Slave narratives were collected in the eighteenth through twentieth centuries. Those produced through the Works Progress Administration in the 1930s often have recorded memories of the formerly enslaved.

a. Why is the collection of enslaved narratives important? What makes it an important part of the WPA’s work? Discuss the process of identifying the formerly enslaved and the collection of their personal histories.

b. You may also want to consider the race and gender of the interviewers – Zora Neale Hurston was one of the many interviewers. How might her identity impacted collecting the narratives differently?

c. Identify and list how the narratives differ on the basis of gender, age, type of plantation and crops, and location of the enslaved—for example, slavery in the North, Southwest, mid-Atlantic states, and deep South (Alabama, Georgia, Mississippi, etc.).

c. Listen to slave narratives in the Library of Congress. Afterwards, take some time to reflect and react through writing.

d. “The Star-Spangled Banner” and “Lift Every Voice and Sing” are considered the American national anthem and the African American national anthem, respectively. Compare and contrast each stanza of each anthem. For whom is each written? What is controversial about the third stanza of the “Star-Spangled Banner”? Discuss why brothers J. Rosamond and James Weldon Johnson wrote “Lift Every Voice and Sing.”

e. Read the poem and examine the time line of “A Tale of Two Statues,” which starts on page 184. After reading, provide printouts of articles about the removal of the Common Soldier statue, or another statue in your area or region, and lead a civil discussion about the meaning behind the statue, its location, dedication, etc. Discuss what the statue’s presence and its removal means, and what it tells you about its surrounding community or society.

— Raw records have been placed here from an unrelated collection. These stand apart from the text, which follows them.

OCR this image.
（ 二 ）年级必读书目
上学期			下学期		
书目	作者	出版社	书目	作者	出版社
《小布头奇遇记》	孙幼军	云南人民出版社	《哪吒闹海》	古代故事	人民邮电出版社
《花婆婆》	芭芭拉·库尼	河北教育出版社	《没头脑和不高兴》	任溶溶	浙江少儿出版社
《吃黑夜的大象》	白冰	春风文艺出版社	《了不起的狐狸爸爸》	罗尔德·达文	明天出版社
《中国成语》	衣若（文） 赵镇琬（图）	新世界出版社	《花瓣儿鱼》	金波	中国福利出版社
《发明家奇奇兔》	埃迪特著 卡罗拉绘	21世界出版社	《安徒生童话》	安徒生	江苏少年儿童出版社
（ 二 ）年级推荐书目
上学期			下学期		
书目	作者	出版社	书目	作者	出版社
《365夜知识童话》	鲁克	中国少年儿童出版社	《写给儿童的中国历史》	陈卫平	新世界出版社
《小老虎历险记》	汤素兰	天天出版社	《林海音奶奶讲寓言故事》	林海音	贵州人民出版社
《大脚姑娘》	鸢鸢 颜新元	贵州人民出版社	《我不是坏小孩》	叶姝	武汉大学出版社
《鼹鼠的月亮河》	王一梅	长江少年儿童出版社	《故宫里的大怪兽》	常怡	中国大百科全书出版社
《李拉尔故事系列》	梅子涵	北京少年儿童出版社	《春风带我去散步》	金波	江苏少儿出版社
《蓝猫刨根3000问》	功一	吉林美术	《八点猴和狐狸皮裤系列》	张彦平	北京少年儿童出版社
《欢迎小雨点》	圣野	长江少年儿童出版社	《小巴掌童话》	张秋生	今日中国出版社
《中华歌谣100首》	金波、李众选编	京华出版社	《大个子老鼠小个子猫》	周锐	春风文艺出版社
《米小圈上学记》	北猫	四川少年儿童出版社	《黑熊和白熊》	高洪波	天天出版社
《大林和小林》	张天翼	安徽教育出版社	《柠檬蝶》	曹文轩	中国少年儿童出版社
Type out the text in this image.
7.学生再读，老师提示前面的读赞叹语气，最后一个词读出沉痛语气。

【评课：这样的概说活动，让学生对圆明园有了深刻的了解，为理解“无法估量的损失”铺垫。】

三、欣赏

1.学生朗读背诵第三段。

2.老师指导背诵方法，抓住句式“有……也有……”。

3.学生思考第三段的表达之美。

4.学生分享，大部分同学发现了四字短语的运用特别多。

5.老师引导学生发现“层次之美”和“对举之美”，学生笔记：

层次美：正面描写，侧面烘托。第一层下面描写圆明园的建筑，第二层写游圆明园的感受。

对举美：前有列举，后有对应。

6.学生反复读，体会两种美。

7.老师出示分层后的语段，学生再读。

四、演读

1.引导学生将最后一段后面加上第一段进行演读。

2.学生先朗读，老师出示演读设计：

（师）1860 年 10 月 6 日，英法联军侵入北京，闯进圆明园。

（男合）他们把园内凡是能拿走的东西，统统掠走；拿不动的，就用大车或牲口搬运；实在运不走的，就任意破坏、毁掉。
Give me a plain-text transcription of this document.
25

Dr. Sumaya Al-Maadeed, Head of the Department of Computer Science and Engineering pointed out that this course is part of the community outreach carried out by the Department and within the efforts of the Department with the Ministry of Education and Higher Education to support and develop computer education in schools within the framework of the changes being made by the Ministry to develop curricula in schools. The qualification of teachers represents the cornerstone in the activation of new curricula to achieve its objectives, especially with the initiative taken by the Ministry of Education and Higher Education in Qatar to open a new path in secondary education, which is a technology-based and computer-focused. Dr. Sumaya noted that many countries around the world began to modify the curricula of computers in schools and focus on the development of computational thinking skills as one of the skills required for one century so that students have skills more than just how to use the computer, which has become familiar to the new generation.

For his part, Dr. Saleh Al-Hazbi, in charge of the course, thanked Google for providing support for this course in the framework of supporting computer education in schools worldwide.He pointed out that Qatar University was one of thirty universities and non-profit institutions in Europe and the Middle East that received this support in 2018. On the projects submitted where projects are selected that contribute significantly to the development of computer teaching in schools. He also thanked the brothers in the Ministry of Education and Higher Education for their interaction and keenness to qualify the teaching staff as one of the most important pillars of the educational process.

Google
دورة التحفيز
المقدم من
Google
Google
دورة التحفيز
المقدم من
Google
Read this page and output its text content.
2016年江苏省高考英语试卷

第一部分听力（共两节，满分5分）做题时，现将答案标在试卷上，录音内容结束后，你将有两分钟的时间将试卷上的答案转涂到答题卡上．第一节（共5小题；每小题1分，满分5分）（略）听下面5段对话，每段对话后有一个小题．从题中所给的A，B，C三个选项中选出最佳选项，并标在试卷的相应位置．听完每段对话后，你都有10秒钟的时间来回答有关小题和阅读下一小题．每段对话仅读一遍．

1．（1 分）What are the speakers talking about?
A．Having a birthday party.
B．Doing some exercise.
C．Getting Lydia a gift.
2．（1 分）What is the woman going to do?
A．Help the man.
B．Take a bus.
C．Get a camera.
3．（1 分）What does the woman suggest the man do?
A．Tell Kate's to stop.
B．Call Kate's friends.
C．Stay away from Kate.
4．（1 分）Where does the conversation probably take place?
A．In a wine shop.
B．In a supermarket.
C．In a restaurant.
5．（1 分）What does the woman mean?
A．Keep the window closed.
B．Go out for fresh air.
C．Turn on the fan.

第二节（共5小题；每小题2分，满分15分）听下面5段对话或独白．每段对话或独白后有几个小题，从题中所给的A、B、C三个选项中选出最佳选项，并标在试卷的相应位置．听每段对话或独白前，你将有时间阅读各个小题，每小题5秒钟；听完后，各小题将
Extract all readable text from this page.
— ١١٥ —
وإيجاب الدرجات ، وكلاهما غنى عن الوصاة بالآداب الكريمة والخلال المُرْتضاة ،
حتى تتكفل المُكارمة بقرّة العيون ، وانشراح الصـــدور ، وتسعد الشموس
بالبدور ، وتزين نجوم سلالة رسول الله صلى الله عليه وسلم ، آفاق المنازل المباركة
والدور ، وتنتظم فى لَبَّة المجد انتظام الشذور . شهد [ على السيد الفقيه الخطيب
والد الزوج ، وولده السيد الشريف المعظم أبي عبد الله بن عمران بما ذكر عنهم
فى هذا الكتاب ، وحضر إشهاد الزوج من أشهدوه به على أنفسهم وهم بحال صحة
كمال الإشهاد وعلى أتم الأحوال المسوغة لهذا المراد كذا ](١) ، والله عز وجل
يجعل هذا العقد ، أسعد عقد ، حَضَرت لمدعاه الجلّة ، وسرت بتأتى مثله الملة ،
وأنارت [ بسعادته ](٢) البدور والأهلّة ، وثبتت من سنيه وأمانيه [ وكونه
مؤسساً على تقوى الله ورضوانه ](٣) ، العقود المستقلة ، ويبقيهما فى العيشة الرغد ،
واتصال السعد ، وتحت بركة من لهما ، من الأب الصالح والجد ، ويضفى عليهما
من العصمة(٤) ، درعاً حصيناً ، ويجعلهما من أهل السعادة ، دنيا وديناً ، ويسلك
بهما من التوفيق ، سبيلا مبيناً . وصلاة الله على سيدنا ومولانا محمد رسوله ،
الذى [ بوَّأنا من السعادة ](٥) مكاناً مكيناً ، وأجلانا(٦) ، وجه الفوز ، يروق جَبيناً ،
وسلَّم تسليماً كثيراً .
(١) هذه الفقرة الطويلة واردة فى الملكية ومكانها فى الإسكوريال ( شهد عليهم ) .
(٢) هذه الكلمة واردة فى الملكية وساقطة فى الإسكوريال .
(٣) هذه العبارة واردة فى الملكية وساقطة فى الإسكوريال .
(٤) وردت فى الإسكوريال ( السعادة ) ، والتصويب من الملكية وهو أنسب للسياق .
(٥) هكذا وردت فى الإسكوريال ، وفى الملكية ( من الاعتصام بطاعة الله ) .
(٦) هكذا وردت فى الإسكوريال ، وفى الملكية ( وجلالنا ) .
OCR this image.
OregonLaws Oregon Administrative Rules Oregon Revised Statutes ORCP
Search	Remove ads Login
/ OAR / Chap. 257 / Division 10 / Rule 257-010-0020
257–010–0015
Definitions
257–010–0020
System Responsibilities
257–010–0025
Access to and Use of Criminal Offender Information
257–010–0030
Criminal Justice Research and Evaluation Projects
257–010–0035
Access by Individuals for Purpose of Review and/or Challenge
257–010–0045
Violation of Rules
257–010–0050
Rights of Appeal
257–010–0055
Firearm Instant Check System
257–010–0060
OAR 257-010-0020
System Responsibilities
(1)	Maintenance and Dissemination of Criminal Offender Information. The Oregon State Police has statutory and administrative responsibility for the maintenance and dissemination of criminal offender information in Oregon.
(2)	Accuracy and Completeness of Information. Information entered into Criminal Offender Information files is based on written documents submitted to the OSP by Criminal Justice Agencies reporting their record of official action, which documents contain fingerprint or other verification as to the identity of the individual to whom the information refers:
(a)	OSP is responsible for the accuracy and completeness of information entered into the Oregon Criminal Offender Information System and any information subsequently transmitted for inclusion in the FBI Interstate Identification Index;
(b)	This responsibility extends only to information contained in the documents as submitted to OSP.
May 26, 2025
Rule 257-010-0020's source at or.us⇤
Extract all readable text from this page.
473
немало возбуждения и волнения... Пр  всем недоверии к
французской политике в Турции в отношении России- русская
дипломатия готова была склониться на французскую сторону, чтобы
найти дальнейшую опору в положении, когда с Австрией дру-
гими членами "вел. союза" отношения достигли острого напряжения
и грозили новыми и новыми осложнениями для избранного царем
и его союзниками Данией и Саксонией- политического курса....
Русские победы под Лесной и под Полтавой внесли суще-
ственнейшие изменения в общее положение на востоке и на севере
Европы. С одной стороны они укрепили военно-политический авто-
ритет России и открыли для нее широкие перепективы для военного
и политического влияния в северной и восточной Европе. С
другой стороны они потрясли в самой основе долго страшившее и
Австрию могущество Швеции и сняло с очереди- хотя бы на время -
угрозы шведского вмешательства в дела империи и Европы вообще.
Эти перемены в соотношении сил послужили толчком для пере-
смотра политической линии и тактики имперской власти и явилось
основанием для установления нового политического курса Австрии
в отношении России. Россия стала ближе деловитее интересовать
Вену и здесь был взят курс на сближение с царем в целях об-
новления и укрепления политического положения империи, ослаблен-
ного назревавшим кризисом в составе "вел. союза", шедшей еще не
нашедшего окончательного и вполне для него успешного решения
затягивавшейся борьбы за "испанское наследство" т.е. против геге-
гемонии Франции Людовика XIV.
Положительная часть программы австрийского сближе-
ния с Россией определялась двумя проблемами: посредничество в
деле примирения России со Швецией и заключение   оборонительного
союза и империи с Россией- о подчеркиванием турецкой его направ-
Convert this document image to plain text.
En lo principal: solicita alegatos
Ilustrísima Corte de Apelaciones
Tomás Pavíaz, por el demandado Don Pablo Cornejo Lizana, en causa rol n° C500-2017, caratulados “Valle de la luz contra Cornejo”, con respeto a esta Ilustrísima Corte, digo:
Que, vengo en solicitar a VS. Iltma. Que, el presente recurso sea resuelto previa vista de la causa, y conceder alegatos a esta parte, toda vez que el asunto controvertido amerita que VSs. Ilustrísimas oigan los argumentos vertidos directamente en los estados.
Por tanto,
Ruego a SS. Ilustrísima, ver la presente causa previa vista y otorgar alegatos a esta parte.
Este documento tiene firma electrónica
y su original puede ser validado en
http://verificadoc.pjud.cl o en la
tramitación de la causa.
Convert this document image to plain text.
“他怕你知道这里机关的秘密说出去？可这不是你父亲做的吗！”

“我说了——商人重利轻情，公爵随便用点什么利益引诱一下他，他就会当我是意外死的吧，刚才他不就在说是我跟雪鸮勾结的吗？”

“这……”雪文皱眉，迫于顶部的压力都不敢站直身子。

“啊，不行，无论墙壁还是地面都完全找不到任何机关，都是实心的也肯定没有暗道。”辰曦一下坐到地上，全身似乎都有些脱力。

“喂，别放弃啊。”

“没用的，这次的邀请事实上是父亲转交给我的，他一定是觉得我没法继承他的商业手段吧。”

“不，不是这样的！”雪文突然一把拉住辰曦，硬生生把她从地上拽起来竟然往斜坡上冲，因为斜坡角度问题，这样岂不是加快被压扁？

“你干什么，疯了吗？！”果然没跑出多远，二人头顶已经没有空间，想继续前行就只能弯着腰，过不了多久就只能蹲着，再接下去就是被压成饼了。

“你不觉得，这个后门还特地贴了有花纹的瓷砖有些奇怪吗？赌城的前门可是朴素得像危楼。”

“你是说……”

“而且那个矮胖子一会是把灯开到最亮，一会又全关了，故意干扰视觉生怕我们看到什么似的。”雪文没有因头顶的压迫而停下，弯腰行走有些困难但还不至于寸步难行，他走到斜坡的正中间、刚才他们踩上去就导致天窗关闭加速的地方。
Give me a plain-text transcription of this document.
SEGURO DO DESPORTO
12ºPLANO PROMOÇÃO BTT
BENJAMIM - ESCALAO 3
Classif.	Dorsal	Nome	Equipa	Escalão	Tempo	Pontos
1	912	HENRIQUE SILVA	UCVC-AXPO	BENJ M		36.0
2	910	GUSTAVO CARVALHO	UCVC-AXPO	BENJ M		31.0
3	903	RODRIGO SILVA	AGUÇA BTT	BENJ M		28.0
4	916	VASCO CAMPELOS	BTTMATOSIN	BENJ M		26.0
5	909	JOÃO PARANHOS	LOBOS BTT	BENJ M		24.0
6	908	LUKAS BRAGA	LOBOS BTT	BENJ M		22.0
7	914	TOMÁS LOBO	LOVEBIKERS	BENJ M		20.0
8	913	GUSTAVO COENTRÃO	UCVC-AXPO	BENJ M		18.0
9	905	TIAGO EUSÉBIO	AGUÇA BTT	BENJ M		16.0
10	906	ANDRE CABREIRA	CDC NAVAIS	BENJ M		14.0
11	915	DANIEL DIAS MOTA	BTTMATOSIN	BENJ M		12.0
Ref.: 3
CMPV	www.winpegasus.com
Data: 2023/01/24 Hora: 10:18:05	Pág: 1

  1. Discuss recently erected statues and art installations in your area, and what these mean to students. What stories do statues tell about a community? Who gets to have a statue, and why? Who should decide, and how? Consider hosting a class debate about the removal of statues, and whether the act is erasing history or displaying cultural growth.
  2. Students can create their own “Tale” by having them choose one or two statues or monuments from a list of those available in their state or region. Using trusted library and internet resources, as well as their city’s historical archives, research the history of the person the statue or monument represents, the erection of the statue, and how the decision to build it came about. Students should then create a poem from the statue’s perspective about its “life” and what people think of it.

Poetry

Write a poem that describes your responses to slavery. Identify and review other books written in poetic forms that parallel Kin, such as books written by Marilyn Nelson.

Back Matter

The author’s afterword provides more detailed information about the catalysts for the book. Similar to others searching for their personal histories, Carole Boston Weatherford explores her African ancestry as a means of acquiring knowledge about her family’s history in America.

a .Explain how the 1619 Project and the “Year of Return” to Ghana on the four hundredth anniversary of the Transatlantic slave trade influenced Boston Weatherford’s crafting of the poetry collection.

b. What insights can be gleaned about the author’s search for information from her bibliography?

c. Identify key points in Jeffery Boston Weatherford’s illustrator’s note.